The Decline of the Great American City

By David Rogers

The airwaves are blazing again with reaction to a Trump tweet. In his usual boisterous style, President Trump is taking on Representative Elijah Cummings, who has been seated in Maryland’s Seventh District since 1996. Cummings has attacked the President and his family and Trump, ever the equal opportunity combatant has responded by pointing out that Cumming’s district is in decline. Trump’s actual hyperbole may border on inappropriate, but he is making a very significant point.

I have lived in sixteen cities in twelve states over my lifetime. This includes Cincinnati, Chicago, Milwaukee, Atlanta, New York, Rochester, Denver and Salt Lake. I have visited frequently with family and friends in other places such as Detroit, Philadelphia, Newark, Dayton, Springfield, Massachusetts, Jacksonville and Las Vegas. I remember these cities well from my youthful years. I have returned to most of them in my adult years. With few exceptions they are almost all in serious decline. And there is one commonality in all of these deteriorating cities. Decades of Progressive Democrat governance.

Trump’s tweet is not about race, which the press continues to push as a default pseudo-dialog. It is about leadership, policy and the results they bring. Salt Lake stands out as an exception on this list of cities via the fact that despite progressive leaders such as Mayor Biskupski, there are strong conservative voices that keep a balance and promote bi-partisan dialog and solutions. No such balance has existed in Chicago, Baltimore, Oakland or many other major metropolises for ages. They are all dominated exclusively by liberal establishments, to the point that conservative political candidates often do not even bother to field a campaign. And they are all at some point of economic and/or social failure.

The landscapes of these failing cities have commonalities. They usually have brutally high taxation that drive businesses elsewhere. There is entrenched corruption among the local leadership. Despite billions in federal aid these cities seem to continue to deteriorate. Indeed, where has all the federal money gone? Poverty is endemic in certain areas and seems incurable. There are bloated and unsustainable welfare states that strain budgets. All of these cities, and often the states in which they reside, sustain crippling deficits and are near bankruptcy.

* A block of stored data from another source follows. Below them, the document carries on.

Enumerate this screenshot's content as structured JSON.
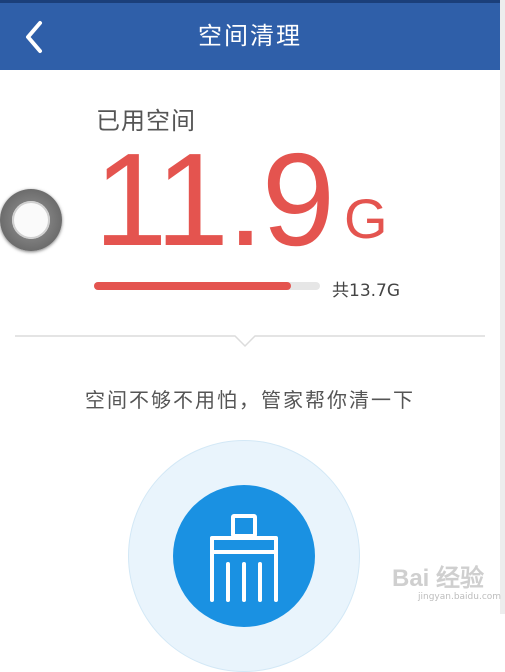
{
  "header": {
    "title": "空间清理",
    "back_icon": "chevron-left-icon"
  },
  "storage": {
    "used_label": "已用空间",
    "used_value": "11.9",
    "used_unit": "G",
    "total_label": "共13.7G",
    "used_fraction": 0.87
  },
  "hint": "空间不够不用怕，管家帮你清一下",
  "clean_button": {
    "icon": "broom-icon"
  },
  "colors": {
    "header": "#2f5fa9",
    "accent_red": "#e4544f",
    "accent_blue": "#1a91e2"
  },
  "watermark": {
    "text": "Bai 经验",
    "sub": "jingyan.baidu.com"
  }
}
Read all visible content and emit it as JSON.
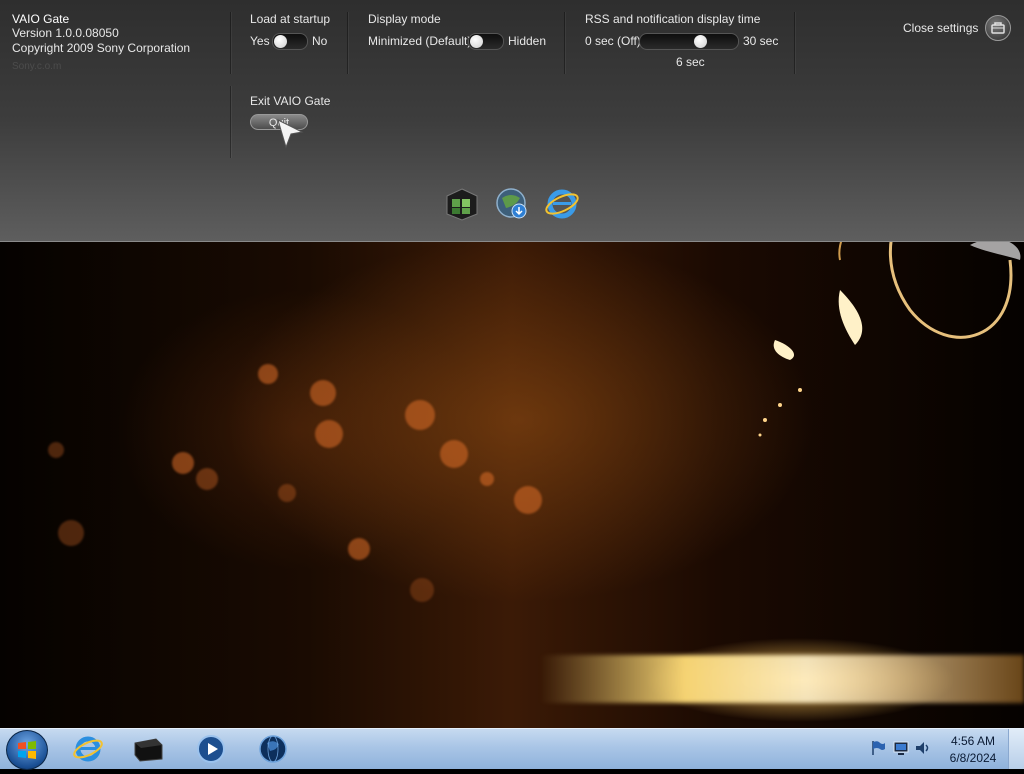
{
  "app": {
    "name": "VAIO Gate",
    "version": "Version 1.0.0.08050",
    "copyright": "Copyright 2009 Sony Corporation",
    "faded_text": "Sony.c.o.m"
  },
  "settings": {
    "load_at_startup": {
      "label": "Load at startup",
      "on_label": "Yes",
      "off_label": "No",
      "value": "Yes"
    },
    "display_mode": {
      "label": "Display mode",
      "on_label": "Minimized (Default)",
      "off_label": "Hidden",
      "value": "Minimized (Default)"
    },
    "rss_time": {
      "label": "RSS and notification display time",
      "min_label": "0 sec (Off)",
      "max_label": "30 sec",
      "value_label": "6 sec",
      "value_sec": 6,
      "min_sec": 0,
      "max_sec": 30
    },
    "exit": {
      "label": "Exit VAIO Gate",
      "button": "Quit"
    },
    "close_label": "Close settings"
  },
  "dock": {
    "items": [
      {
        "icon": "media-gallery-icon"
      },
      {
        "icon": "vaio-update-icon"
      },
      {
        "icon": "internet-explorer-icon"
      }
    ]
  },
  "taskbar": {
    "pinned": [
      {
        "icon": "internet-explorer-icon"
      },
      {
        "icon": "vaio-gate-icon"
      },
      {
        "icon": "media-player-icon"
      },
      {
        "icon": "globe-icon"
      }
    ],
    "tray": [
      {
        "icon": "action-center-flag-icon"
      },
      {
        "icon": "network-icon"
      },
      {
        "icon": "volume-icon"
      }
    ],
    "clock": {
      "time": "4:56 AM",
      "date": "6/8/2024"
    }
  },
  "colors": {
    "panel_top": "#2e2e2e",
    "panel_bottom": "#5e5e5e",
    "taskbar": "#a9c5e6",
    "wallpaper_accent": "#ff9c30"
  }
}
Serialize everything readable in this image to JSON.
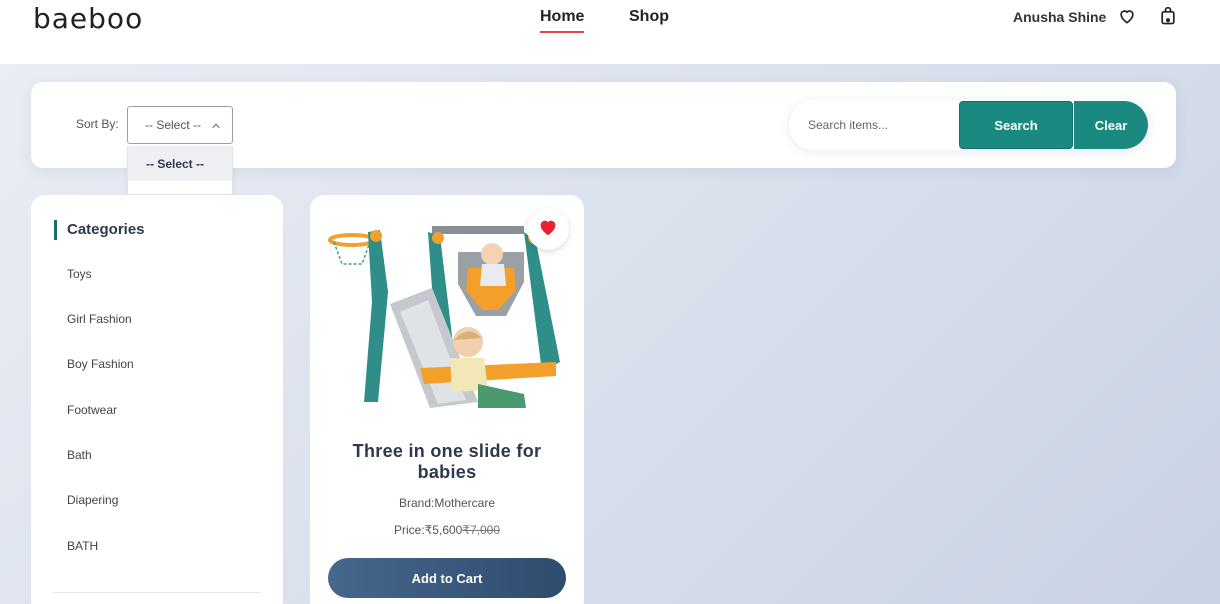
{
  "header": {
    "logo": "baeboo",
    "nav": {
      "home": "Home",
      "shop": "Shop"
    },
    "user_name": "Anusha Shine",
    "icons": {
      "wishlist": "heart-icon",
      "cart": "shopping-bag-icon"
    },
    "active_underline_color": "#e0454a"
  },
  "filters": {
    "sort_label": "Sort By:",
    "sort_value": "-- Select --",
    "sort_options": [
      "-- Select --"
    ],
    "search_placeholder": "Search items...",
    "search_button": "Search",
    "clear_button": "Clear",
    "accent_color": "#1a8a80"
  },
  "sidebar": {
    "title": "Categories",
    "items": [
      "Toys",
      "Girl Fashion",
      "Boy Fashion",
      "Footwear",
      "Bath",
      "Diapering",
      "BATH"
    ]
  },
  "products": [
    {
      "title": "Three in one slide for babies",
      "brand": "Brand:Mothercare",
      "price_label": "Price:",
      "price": "₹5,600",
      "old_price": "₹7,000",
      "add_to_cart": "Add to Cart",
      "favorite": true,
      "favorite_icon": "heart-filled-icon"
    }
  ]
}
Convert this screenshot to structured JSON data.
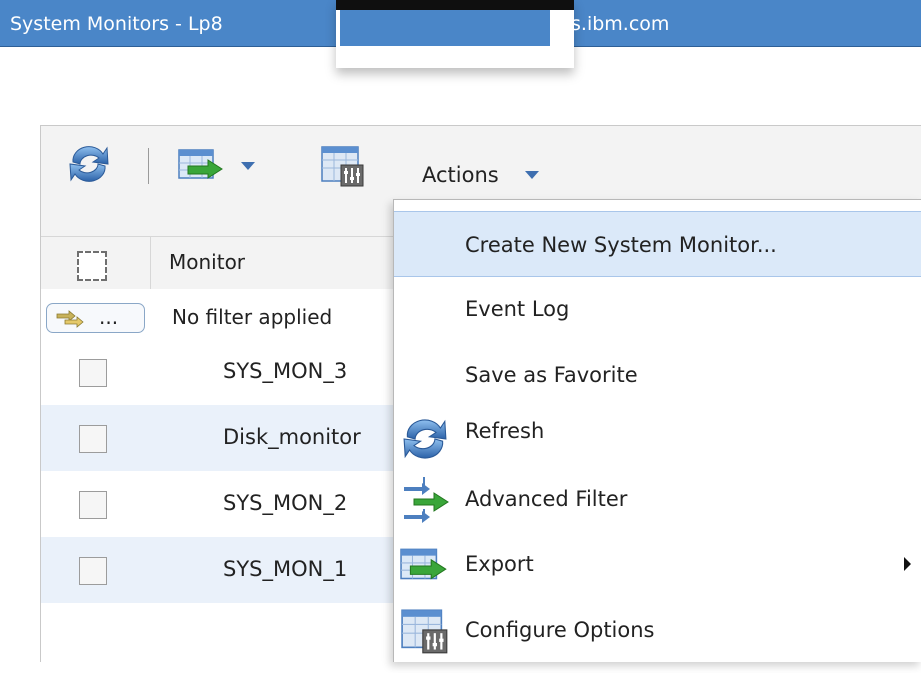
{
  "window": {
    "title_prefix": "System Monitors - Lp8",
    "title_suffix": "s.ibm.com"
  },
  "toolbar": {
    "refresh_icon": "refresh-icon",
    "export_icon": "export-icon",
    "configure_icon": "configure-options-icon",
    "actions_label": "Actions"
  },
  "table": {
    "column_header": "Monitor",
    "filter_button_text": "...",
    "filter_text": "No filter applied",
    "rows": [
      {
        "name": "SYS_MON_3"
      },
      {
        "name": "Disk_monitor"
      },
      {
        "name": "SYS_MON_2"
      },
      {
        "name": "SYS_MON_1"
      }
    ]
  },
  "menu": {
    "items": [
      {
        "label": "Create New System Monitor...",
        "icon": null,
        "selected": true
      },
      {
        "label": "Event Log",
        "icon": null
      },
      {
        "label": "Save as Favorite",
        "icon": null
      },
      {
        "label": "Refresh",
        "icon": "refresh-icon"
      },
      {
        "label": "Advanced Filter",
        "icon": "advanced-filter-icon"
      },
      {
        "label": "Export",
        "icon": "export-icon",
        "submenu": true
      },
      {
        "label": "Configure Options",
        "icon": "configure-options-icon"
      }
    ]
  },
  "colors": {
    "title_bar": "#4a86c8",
    "toolbar_bg": "#f3f3f3",
    "row_alt": "#eaf1fa",
    "menu_selected": "#dbe9f9",
    "accent_blue": "#3e6fb0",
    "export_green": "#3aa63a"
  }
}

Infrastructure is decrepit and failing. Employers have fled and economic investment has a low probability of returning. Quality affordable housing is almost non-existent (rent on a parking space in Manhattan is more expensive than a nice apartment in Salt Lake). Crime is often uncontrollable. As citizens are denied rights of self-defense, criminal activity, and murder rates soar in many of these zip codes (Baltimore has a higher per-capita homicide rate than Honduras or El Salvador). Law enforcement is often hamstrung, inconsistent or even absent.

Some of the blame for these conditions can be attributed to more macro-economic conditions, such as the globalization of manufacturing. In many of these cities in the forties through the eighties, blue-collar production jobs (often unionized) comprised a fair amount of the employment available to local residents. As Ross Perot prophesied in 1996, the “giant sucking sound” from NAFTA and other agreements that exported manufacturing jobs overseas has destroyed many of these cities and weakened the unions that once represented their workers. Nevertheless, liberal policy and corrupt administrations share a significant portion of the blame.

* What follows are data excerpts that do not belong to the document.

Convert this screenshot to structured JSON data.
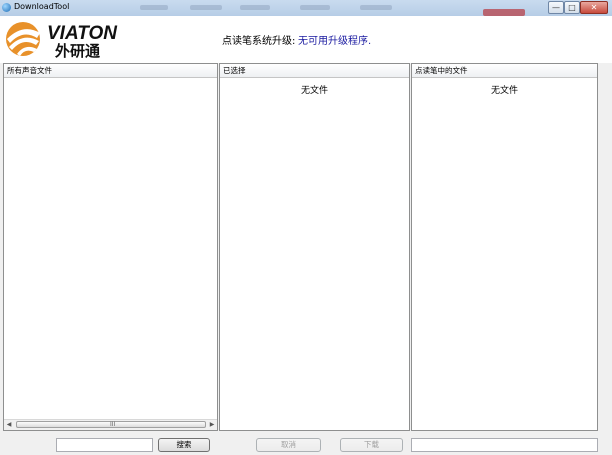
{
  "window": {
    "title": "DownloadTool"
  },
  "title_buttons": {
    "minimize": "—",
    "maximize": "□",
    "close": "✕"
  },
  "header": {
    "logo_text": "VIATON",
    "logo_cn": "外研通",
    "status_label": "点读笔系统升级:",
    "status_value": "无可用升级程序."
  },
  "panels": {
    "all_audio": {
      "header": "所有声音文件"
    },
    "selected": {
      "header": "已选择",
      "empty": "无文件"
    },
    "pen_files": {
      "header": "点读笔中的文件",
      "empty": "无文件"
    }
  },
  "scrollbar": {
    "left_arrow": "◀",
    "right_arrow": "▶",
    "grip": "III"
  },
  "footer": {
    "search_value": "",
    "search_button": "搜索",
    "cancel_button": "取消",
    "download_button": "下载",
    "path_value": ""
  }
}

Trump, with his usual bluster, points out the fact that Cummings’ district is actually worse off now than when he took office in 1996. The President’s argument is worth consideration. If we just look around the country, we can see similar issues in numerous big cities. For example, Los Angeles and San Francisco have so many homeless (some of them actually working but unable to afford any type of housing) that local health departments are issuing warnings about outbreaks of bubonic plague due to the increasing number of rats circulating in these outdoor communities.

The question remains, how does this situation get turned around? It is obvious after decades of liberal experimentation that such approaches are more of the problem than an answer. What next? Is there any hope for our dying cities when leftist politicians pull the race card out on any and every inquiry that challenges their failing orthodoxy? Trump understands one part of the solution…bring back jobs from overseas. Manufacture in America. But is that idea too little too late? As long as power and loyalty to progressive platforms and their intrinsic corruption continue to prevail, it is unlikely that our once-great cities will reverse their course of decline any time soon, leaving the future livelihoods of millions at stake.